Лионель уселся возле старика и старался по возможности его успокоить.
— Вилдред, — сказал он, — мне нужно поговорить с вами о весьма важном деле. Взгляните на портрет и скажите, видели вы когда-нибудь этого человека?
Глаза Калеба долго смотрели с выражением безумия на медальон, который держал перед ним молодой человек, потом это выражение неожиданно сменилось другим и губы старика судорожно передернулись.
— Боже! — воскликнул он, — и так эта ужасная тайна открылась. Где вы достали этот портрет?
— Не заботьтесь об этом, а только скажите мне, знавали ли вы такое лицо?
— Знавал ли я его, — сказал старый садовник. — Оно меня преследует и днем и ночью; когда я смотрю в воду, оно выглядывает из глубины такое же улыбающееся, как и в тот вечер; в потемках я опять-таки вижу его; оно везде гоняется за мною и мучает меня за то, что я не решаюсь раскрыть мою тайну, тайну преступления моего господина. Спрячьте это лицо, если вы не хотите свести меня с ума. Это лицо того самого человека, которого убили в северном флигеле.

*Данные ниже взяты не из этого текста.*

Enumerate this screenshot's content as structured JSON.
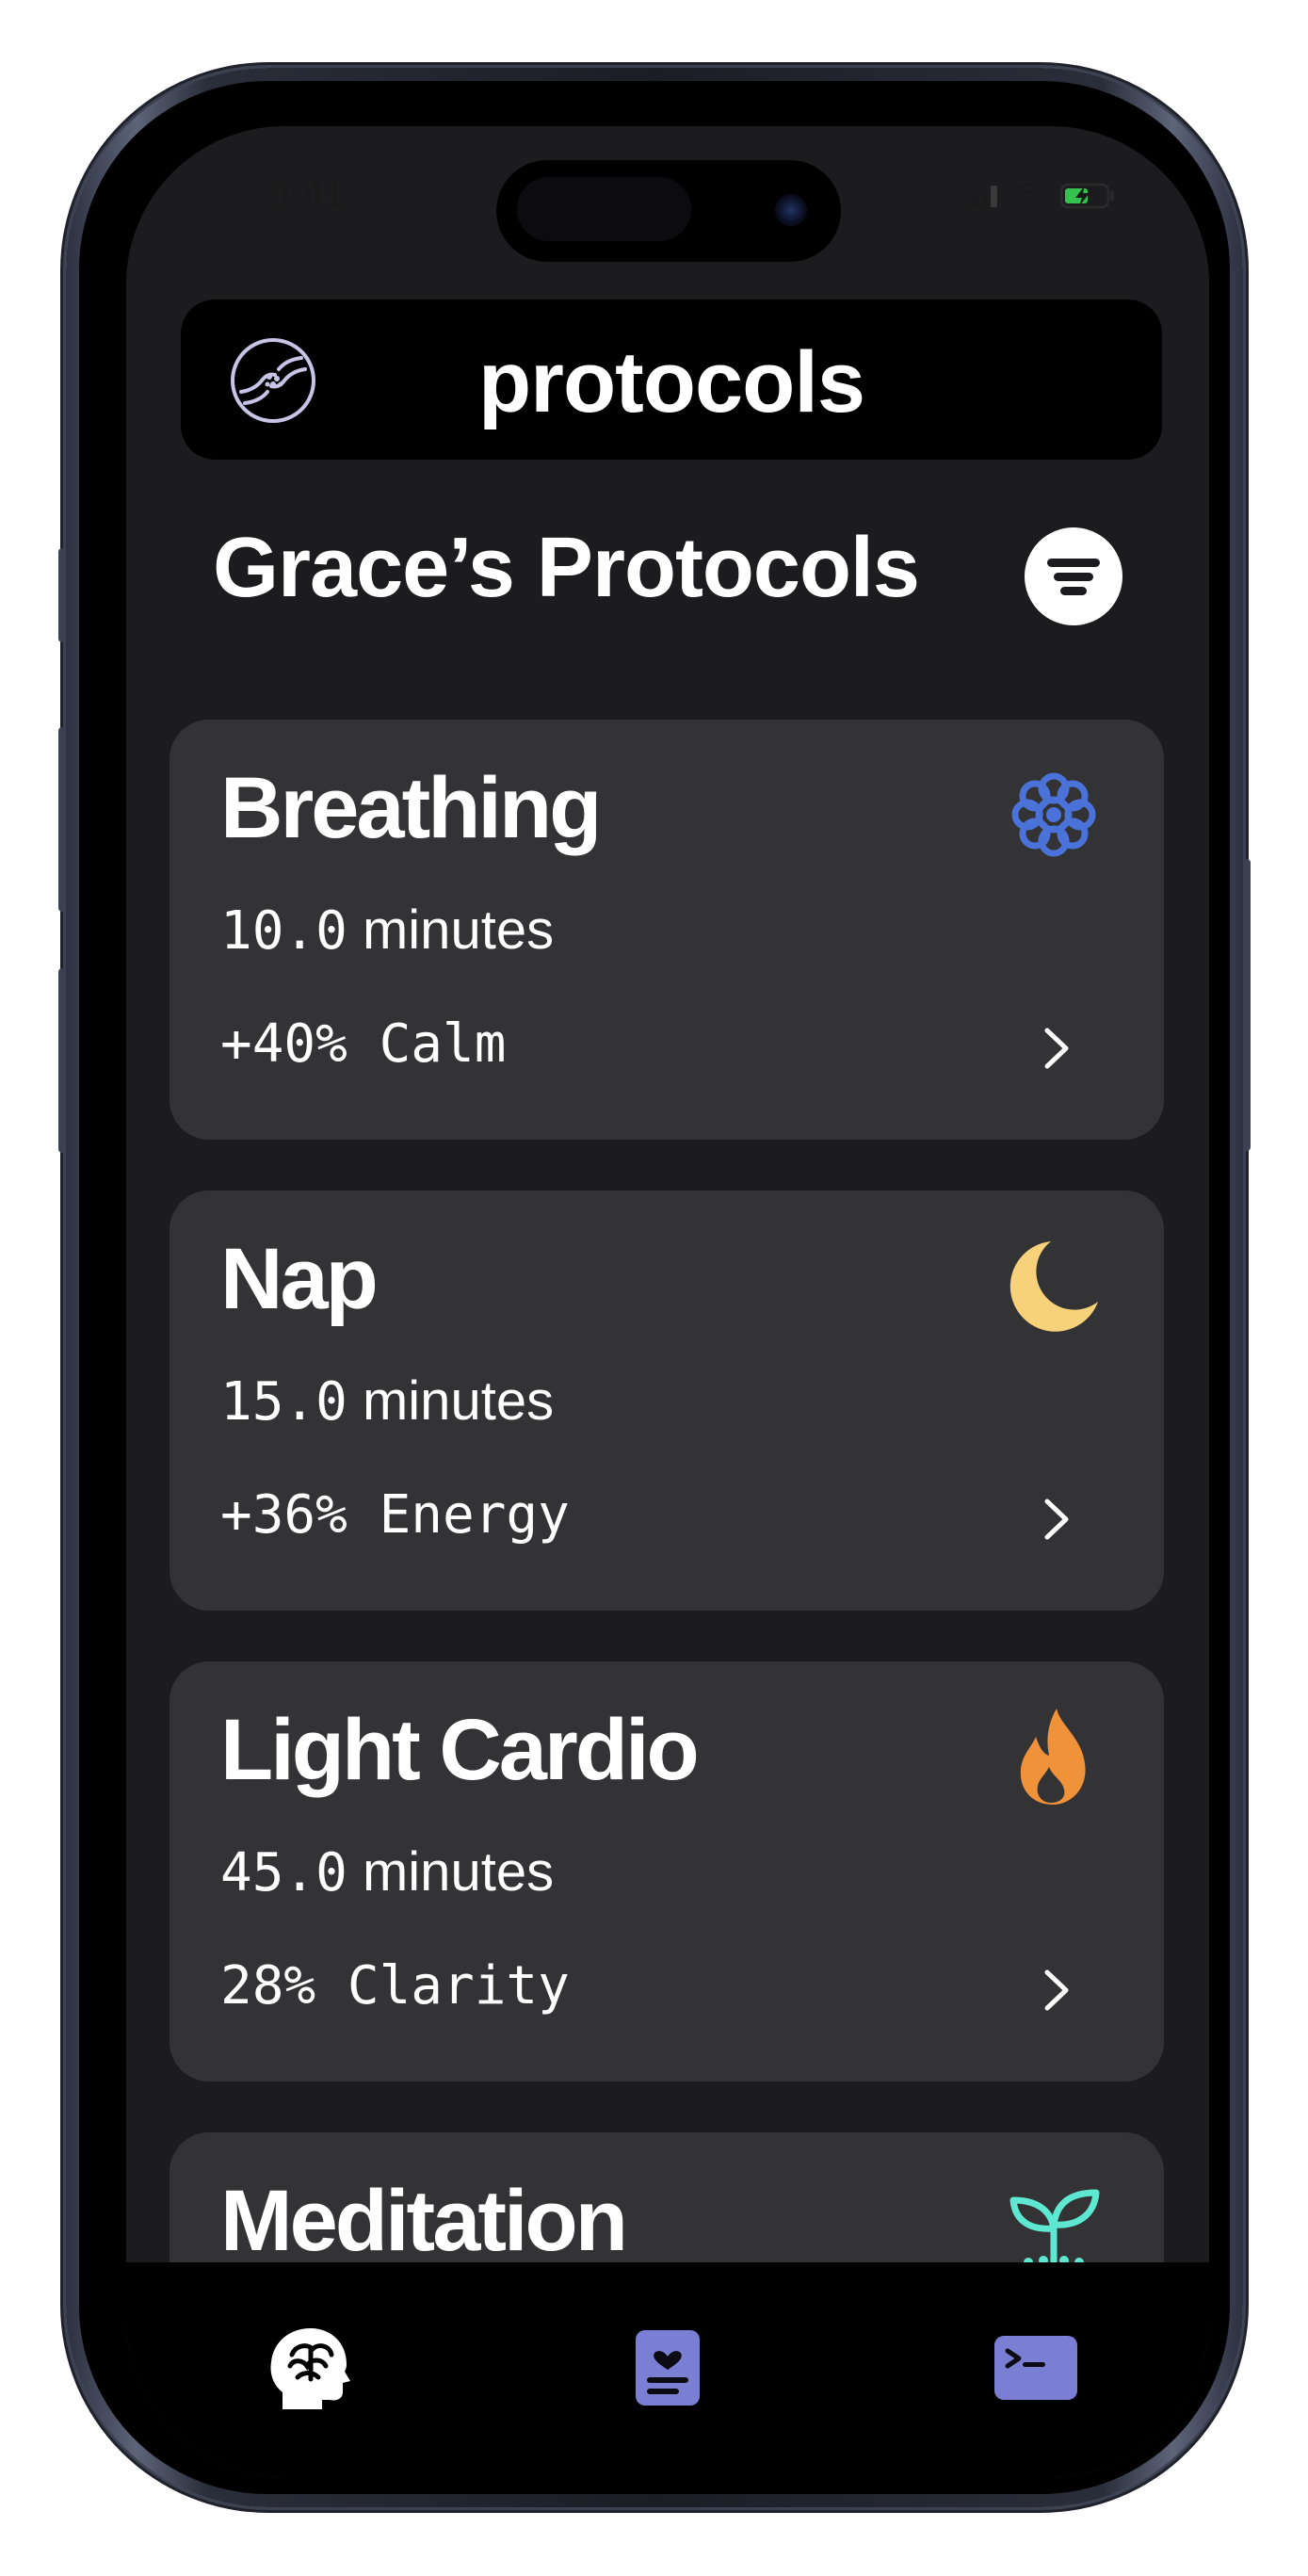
{
  "status_bar": {
    "time": "9:41",
    "icons": [
      "cellular-signal-icon",
      "wifi-icon",
      "battery-charging-icon"
    ]
  },
  "header": {
    "title": "protocols",
    "logo_icon": "brain-hands-logo-icon"
  },
  "page": {
    "title": "Grace’s Protocols",
    "filter_icon": "filter-lines-icon"
  },
  "protocols": [
    {
      "name": "Breathing",
      "duration_value": "10.0",
      "duration_unit": "minutes",
      "effect": "+40% Calm",
      "icon": "flower-icon",
      "icon_color": "#4a72d9"
    },
    {
      "name": "Nap",
      "duration_value": "15.0",
      "duration_unit": "minutes",
      "effect": "+36% Energy",
      "icon": "moon-icon",
      "icon_color": "#f7d27a"
    },
    {
      "name": "Light Cardio",
      "duration_value": "45.0",
      "duration_unit": "minutes",
      "effect": "28% Clarity",
      "icon": "flame-icon",
      "icon_color": "#f0923a"
    },
    {
      "name": "Meditation",
      "icon": "sprout-icon",
      "icon_color": "#5ee8d2"
    }
  ],
  "tab_bar": {
    "tabs": [
      {
        "icon": "brain-head-icon",
        "active": true
      },
      {
        "icon": "journal-heart-icon",
        "active": false
      },
      {
        "icon": "terminal-icon",
        "active": false
      }
    ],
    "accent_color": "#7b7fd4"
  },
  "colors": {
    "screen_background": "#1c1c1e",
    "card_background": "#333335",
    "header_background": "#000000"
  }
}
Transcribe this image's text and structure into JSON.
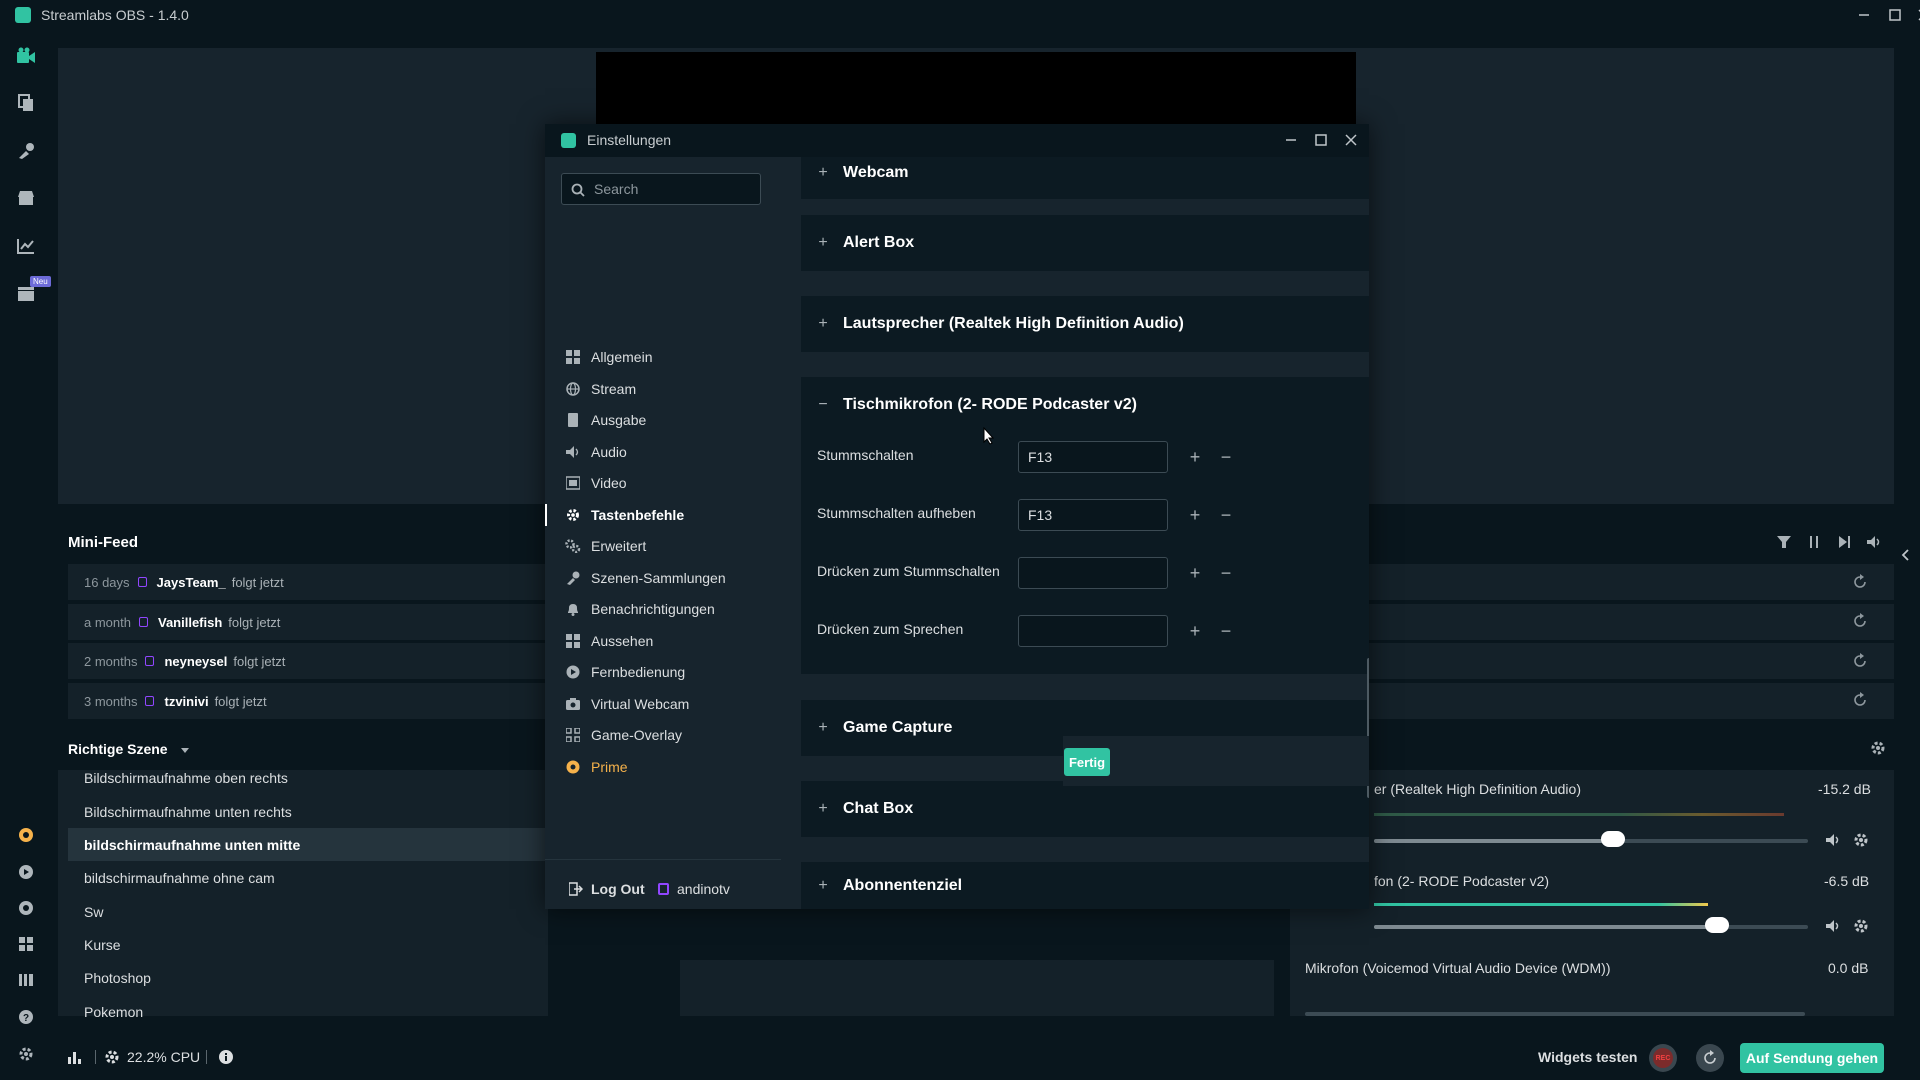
{
  "app": {
    "title": "Streamlabs OBS - 1.4.0"
  },
  "leftnav": {
    "neu_badge": "Neu",
    "icons": [
      "studio-icon",
      "themes-icon",
      "editor-icon",
      "store-icon",
      "dashboard-icon",
      "highlighter-icon"
    ]
  },
  "minifeed": {
    "title": "Mini-Feed",
    "items": [
      {
        "time": "16 days",
        "user": "JaysTeam_",
        "action": "folgt jetzt"
      },
      {
        "time": "a month",
        "user": "Vanillefish",
        "action": "folgt jetzt"
      },
      {
        "time": "2 months",
        "user": "neyneysel",
        "action": "folgt jetzt"
      },
      {
        "time": "3 months",
        "user": "tzvinivi",
        "action": "folgt jetzt"
      }
    ]
  },
  "scenes": {
    "header": "Richtige Szene",
    "items": [
      "Bildschirmaufnahme oben rechts",
      "Bildschirmaufnahme unten rechts",
      "bildschirmaufnahme unten mitte",
      "bildschirmaufnahme ohne cam",
      "Sw",
      "Kurse",
      "Photoshop",
      "Pokemon"
    ],
    "active_index": 2
  },
  "mixer": {
    "items": [
      {
        "label": "er (Realtek High Definition Audio)",
        "db": "-15.2 dB",
        "level": 0.55
      },
      {
        "label": "fon (2- RODE Podcaster v2)",
        "db": "-6.5 dB",
        "level": 0.79
      },
      {
        "label": "Mikrofon (Voicemod Virtual Audio Device (WDM))",
        "db": "0.0 dB",
        "level": 1.0
      }
    ]
  },
  "statusbar": {
    "cpu": "22.2% CPU",
    "widgets_test": "Widgets testen",
    "rec_label": "REC",
    "go_live": "Auf Sendung gehen"
  },
  "settings": {
    "title": "Einstellungen",
    "search_placeholder": "Search",
    "nav": [
      {
        "label": "Allgemein",
        "icon": "grid-icon"
      },
      {
        "label": "Stream",
        "icon": "globe-icon"
      },
      {
        "label": "Ausgabe",
        "icon": "output-icon"
      },
      {
        "label": "Audio",
        "icon": "speaker-icon"
      },
      {
        "label": "Video",
        "icon": "film-icon"
      },
      {
        "label": "Tastenbefehle",
        "icon": "gear-icon"
      },
      {
        "label": "Erweitert",
        "icon": "advanced-gear-icon"
      },
      {
        "label": "Szenen-Sammlungen",
        "icon": "collection-icon"
      },
      {
        "label": "Benachrichtigungen",
        "icon": "bell-icon"
      },
      {
        "label": "Aussehen",
        "icon": "appearance-icon"
      },
      {
        "label": "Fernbedienung",
        "icon": "remote-icon"
      },
      {
        "label": "Virtual Webcam",
        "icon": "camera-icon"
      },
      {
        "label": "Game-Overlay",
        "icon": "overlay-icon"
      },
      {
        "label": "Prime",
        "icon": "prime-icon"
      }
    ],
    "active_nav": "Tastenbefehle",
    "logout": "Log Out",
    "account": "andinotv",
    "sections": [
      {
        "title": "Webcam",
        "expanded": false
      },
      {
        "title": "Alert Box",
        "expanded": false
      },
      {
        "title": "Lautsprecher (Realtek High Definition Audio)",
        "expanded": false
      },
      {
        "title": "Tischmikrofon (2- RODE Podcaster v2)",
        "expanded": true
      },
      {
        "title": "Game Capture",
        "expanded": false
      },
      {
        "title": "Chat Box",
        "expanded": false
      },
      {
        "title": "Abonnentenziel",
        "expanded": false
      }
    ],
    "hotkeys": [
      {
        "label": "Stummschalten",
        "value": "F13"
      },
      {
        "label": "Stummschalten aufheben",
        "value": "F13"
      },
      {
        "label": "Drücken zum Stummschalten",
        "value": ""
      },
      {
        "label": "Drücken zum Sprechen",
        "value": ""
      }
    ],
    "done_button": "Fertig"
  }
}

Лионель испустил пронзительный вопль и повалился без чувств на землю. Когда он опомнился, то Калеба уже не было. Густые тучи облегали все небо, он чувствовал во всех членах какой-то странный холод, голова была тяжела, но воспоминание обо всем происшедшем представляло ему с неуловимою ясностию образ его убитого отца. Он хотел приподняться, но страшное оцепенение всех его членов долго противилось его усилиям. «Неужели, — думал он, — я заболею теперь, когда я так сильно нуждаюсь в здоровье, чтобы отомстить за отца?» Парадная дверь в замок запиралась довольно поздно, и Лионель воспользовался этим, чтобы войти в свою комнату. В ней не было огня, но Лионель мог еще рассмотреть, что письмо его к Юлии уже было взято со стола; он взошел, шатаясь, в смежную комнату и упал на постель. Силы совершенно ему изменили; в глазах его прыгали какие-то странные лучистые призраки, в ушах звенело, образ его отца бледнел постепенно и наконец исчез.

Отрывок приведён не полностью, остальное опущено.